After applying the rating scale, the team was able to assign risk priority numbers (RPN), which are calculated as the product of the severity, frequency of occurrence and detectability scores. The team set an RPN of 60 as an initial threshold value to determine if drilling down on any step of the process was necessary to further define the response to a failure. In Table 2, for example, the RPN scoring for the risks deemed worthy of further mitigation (either by the RPN scores or the process knowledge of the experienced operators) are highlighted in yellow or red. After the workshop, the plant manager and his experienced operators used the results of the FMEA to clarify the response procedure and guide communications to the plant staff.

Table 2: Excerpt of FMEA Worksheet on the Flood Response Process
Process
Step
Potential Failure
Mode
Potential Failure
Effects
Sev. Potential
Causes
Occ. Current
Controls
Det. RPN
Monitor weather and flows Flows exceed filter capacity Backup clogs filters 6 Not paying attention to weather reports 4 Filter alarm; SOP checklist if high flows; operator knowledge 3 72
    Backwash water will overflow clarifiers 7 Not paying attention to weather reports 4 Filter alarm; SOP checklist if high flows; operator knowledge 3 84
    Permit violation 9 Not paying attention to weather reports 4 Filter alarm; SOP checklist if high flows; operator knowledge 3 108
Decision to prepare plant for flood Flow surge basins not activated Flood damage, backups 8 Poor judgment; lack of experience 1 Filter alarm; SOP checklist if high flows; tacit knowledge 2 16
    Permit violation 9 Poor judgment; lack of experience 1 Operator knowledge 2 18
Secure plant for high flows Flow surge basins not activated Backups 7 Poor judgment; lack of experience 4 Filter alarm; SOP checklist if high flows; tacit knowledge 3 84
    Permit violations 9 Poor judgment; lack of experience 4 Operator knowledge 2 72
Shut power to rotors Power stays on, rotors keep turning, shut off wrong rotor Ruin gear reducers; rotor bearings; solids blowout 8 Operator inattention, inexperience, lack of training 3 Training; operator tacit knowledge; SOP on rotor shut-off 6 144
Kill power to preliminary treatment building Operator does not kill power Trip breaker when water covers motor, other power failures, electrocution 9 Operator inattention, inexperience, lack of training 2 EOP on flood conditions 6 108
Decision – preliminary treatment building 1st floor flooded? Building is flooded Motor failure, loss of paddle, grit machine, manual bar screen, safety issues 10 Happens overnight; pump station failure; pressure transducer failure; redundant float system failure 2 Safety SOPs; training; tacit knowledge; high water wet well alarm 6 120
Monitor dry well water level Dry well failure Dry well floods, lose pump station 8 Operator inattention, inexperience, lack of training 2 Operator tacit knowledge; 6 96

Post-workshop Implementation

Process mapping and FMEA analysis provided a structured approach to identifying and mitigating risk for the flood response process. Utility supervisors recognized the value of the exercise by requesting (without any prodding) the process documentation produced during the workshop. The utility staff then refined their emergency response plans to address the risks highlighted by the FMEA. This updated response plan proved invaluable when, three weeks after the workshop, Hurricane Isabel ravaged the eastern seaboard.
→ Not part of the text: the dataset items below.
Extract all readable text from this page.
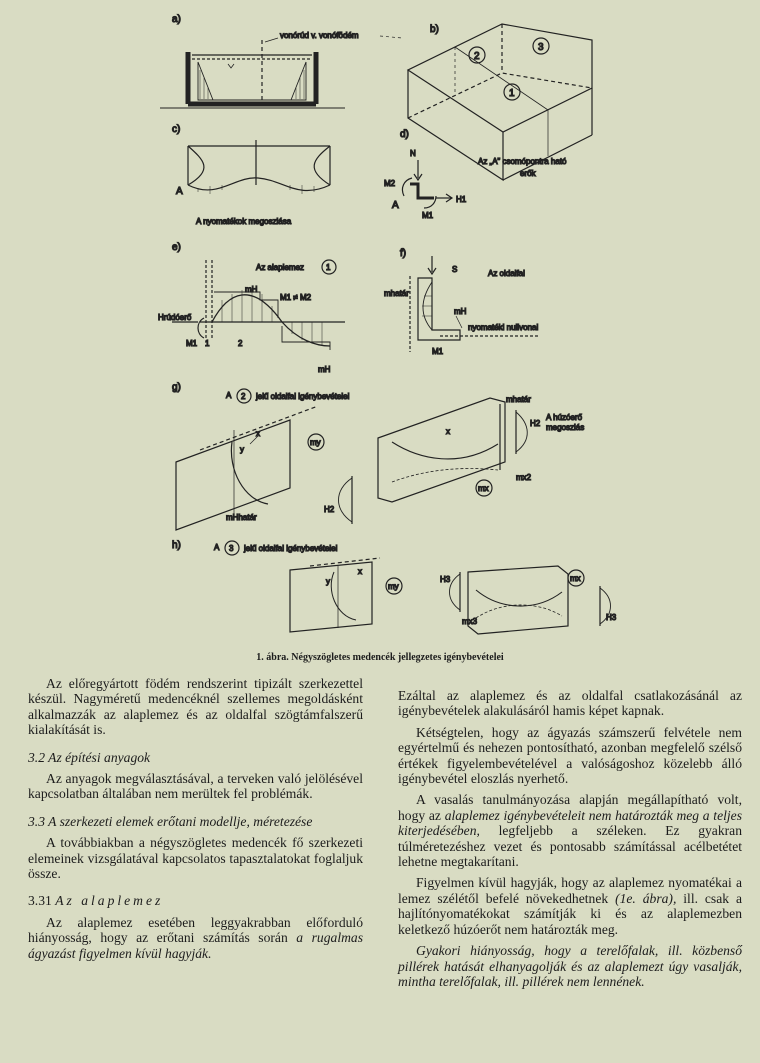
a)
vonórúd v. vonófödém
b)
2
3
1
c)
A
A nyomatékok megoszlása
d)
N
M2
A
M1
H1
Az „A” csomópontra ható
erők
e)
Az alaplemez	1
mH
M1 ≠ M2
Hrúdóerő
M1 1	2
mH
f)
S	Az oldalfal
mhatár
mH
nyomatéki nullvonal
M1
g)
A 2 jelű oldalfal igénybevételei
x
y
my
mHhatár
H2
x
mhatár
A húzóerő
megoszlás
H2
mx2
mx
h)	A 3 jelű oldalfal igénybevételei
x
y
my
H3	mx
mx3	H3
1. ábra. Négyszögletes medencék jellegzetes igénybevételei

Az előregyártott födém rendszerint tipizált szerkezettel készül. Nagyméretű medencéknél szellemes megoldásként alkalmazzák az alaplemez és az oldalfal szögtámfalszerű kialakítását is.

3.2 Az építési anyagok

Az anyagok megválasztásával, a terveken való jelölésével kapcsolatban általában nem merültek fel problémák.

3.3 A szerkezeti elemek erőtani modellje, méretezése

A továbbiakban a négyszögletes medencék fő szerkezeti elemeinek vizsgálatával kapcsolatos tapasztalatokat foglaljuk össze.

3.31 Az alaplemez

Az alaplemez esetében leggyakrabban előforduló hiányosság, hogy az erőtani számítás során a rugalmas ágyazást figyelmen kívül hagyják.

Ezáltal az alaplemez és az oldalfal csatlakozásánál az igénybevételek alakulásáról hamis képet kapnak.

Kétségtelen, hogy az ágyazás számszerű felvétele nem egyértelmű és nehezen pontosítható, azonban megfelelő szélső értékek figyelembevételével a valóságoshoz közelebb álló igénybevétel eloszlás nyerhető.

A vasalás tanulmányozása alapján megállapítható volt, hogy az alaplemez igénybevételeit nem határozták meg a teljes kiterjedésében, legfeljebb a széleken. Ez gyakran túlméretezéshez vezet és pontosabb számítással acélbetétet lehetne megtakarítani.

Figyelmen kívül hagyják, hogy az alaplemez nyomatékai a lemez szélétől befelé növekedhetnek (1e. ábra), ill. csak a hajlítónyomatékokat számítják ki és az alaplemezben keletkező húzóerőt nem határozták meg.

Gyakori hiányosság, hogy a terelőfalak, ill. közbenső pillérek hatását elhanyagolják és az alaplemezt úgy vasalják, mintha terelőfalak, ill. pillérek nem lennének.
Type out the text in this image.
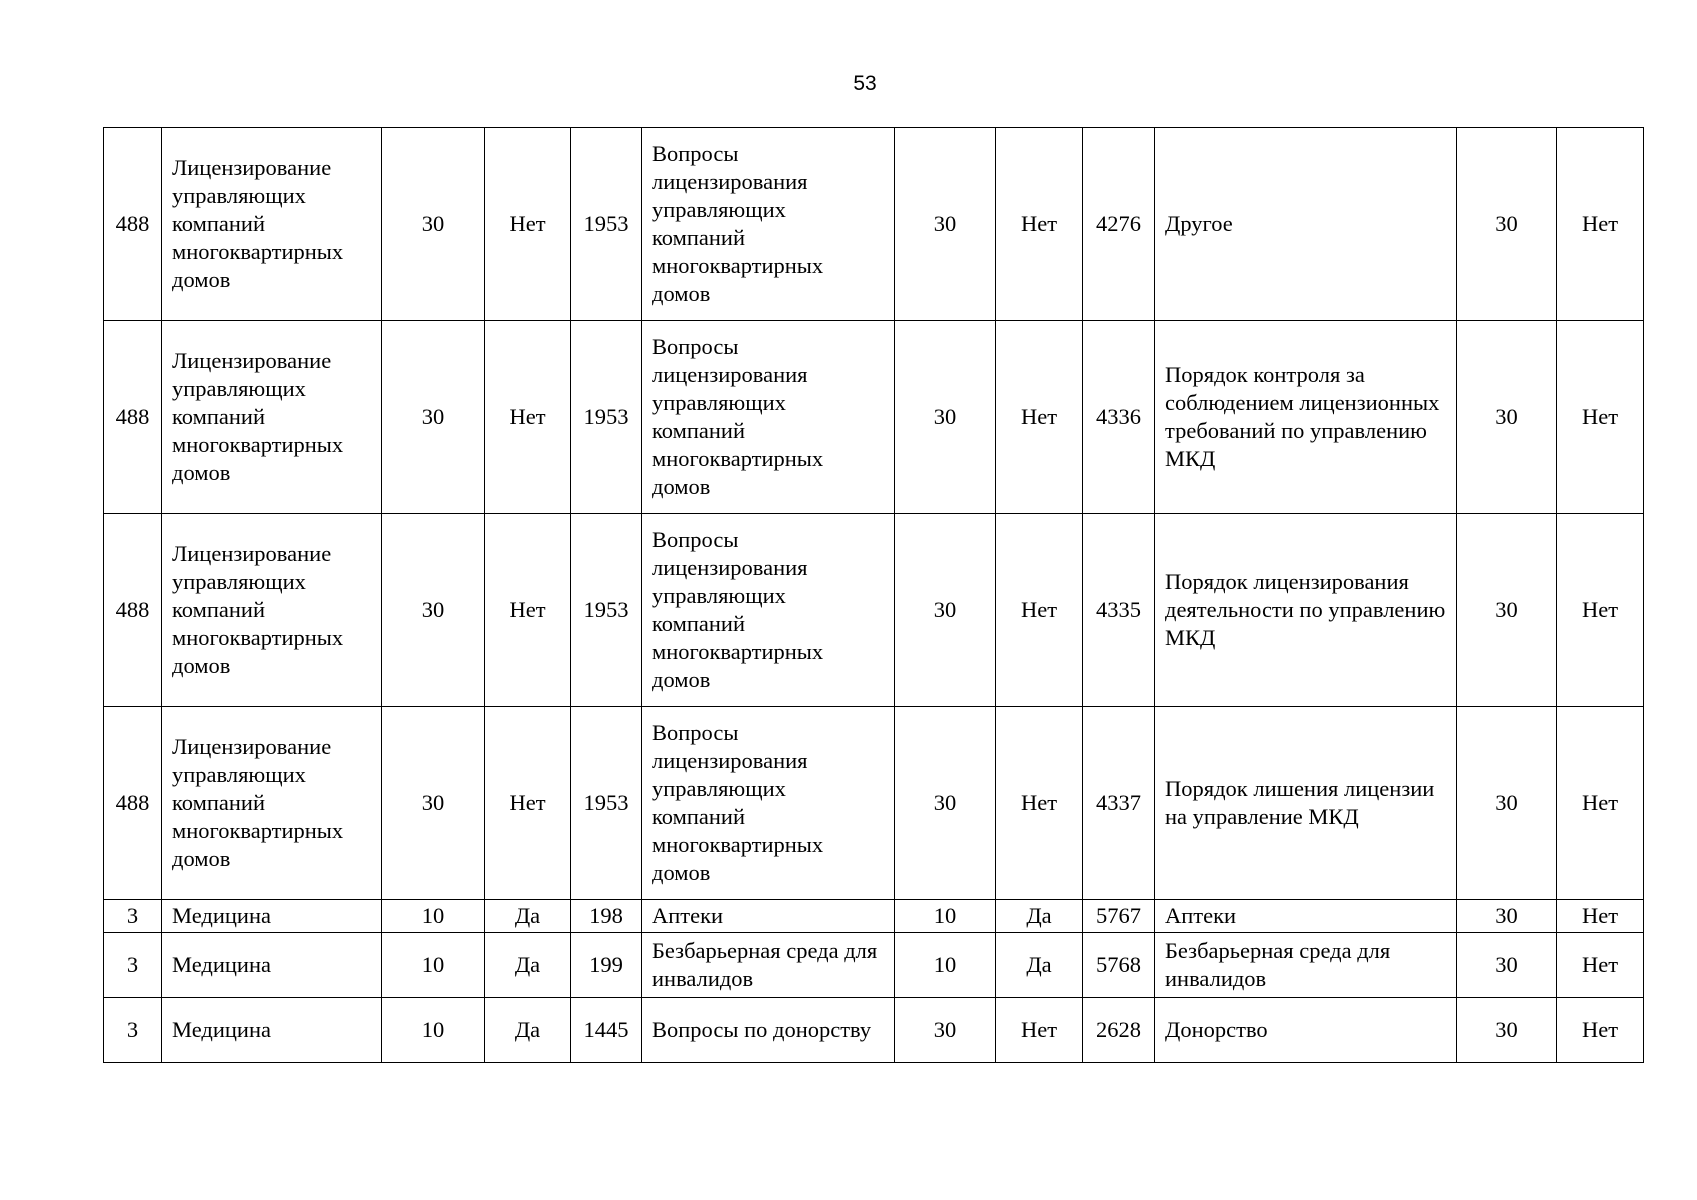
53
488	Лицензирование управляющих компаний многоквартирных домов	30	Нет	1953	Вопросы лицензирования управляющих компаний многоквартирных домов	30	Нет	4276	Другое	30	Нет
488	Лицензирование управляющих компаний многоквартирных домов	30	Нет	1953	Вопросы лицензирования управляющих компаний многоквартирных домов	30	Нет	4336	Порядок контроля за соблюдением лицензионных требований по управлению МКД	30	Нет
488	Лицензирование управляющих компаний многоквартирных домов	30	Нет	1953	Вопросы лицензирования управляющих компаний многоквартирных домов	30	Нет	4335	Порядок лицензирования деятельности по управлению МКД	30	Нет
488	Лицензирование управляющих компаний многоквартирных домов	30	Нет	1953	Вопросы лицензирования управляющих компаний многоквартирных домов	30	Нет	4337	Порядок лишения лицензии на управление МКД	30	Нет
3	Медицина	10	Да	198	Аптеки	10	Да	5767	Аптеки	30	Нет
3	Медицина	10	Да	199	Безбарьерная среда для инвалидов	10	Да	5768	Безбарьерная среда для инвалидов	30	Нет
3	Медицина	10	Да	1445	Вопросы по донорству	30	Нет	2628	Донорство	30	Нет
The hurricane was at the time the costliest natural disaster in the history of Virginia. Strong winds affected 99 counties and cities, downing thousands of trees and leaving about 1.8 million people without power. Interior Virginia bore the brunt of the heavy rains and flooding, with a maximum rainfall total of 20 inches in the Shenandoah Valley, not far from the site of the treatment plant. The director of the utility credited the preparation inspired by the workshop and the FMEA exercise with ensuring that the treatment plant experienced only minor flooding and no interruption of operations.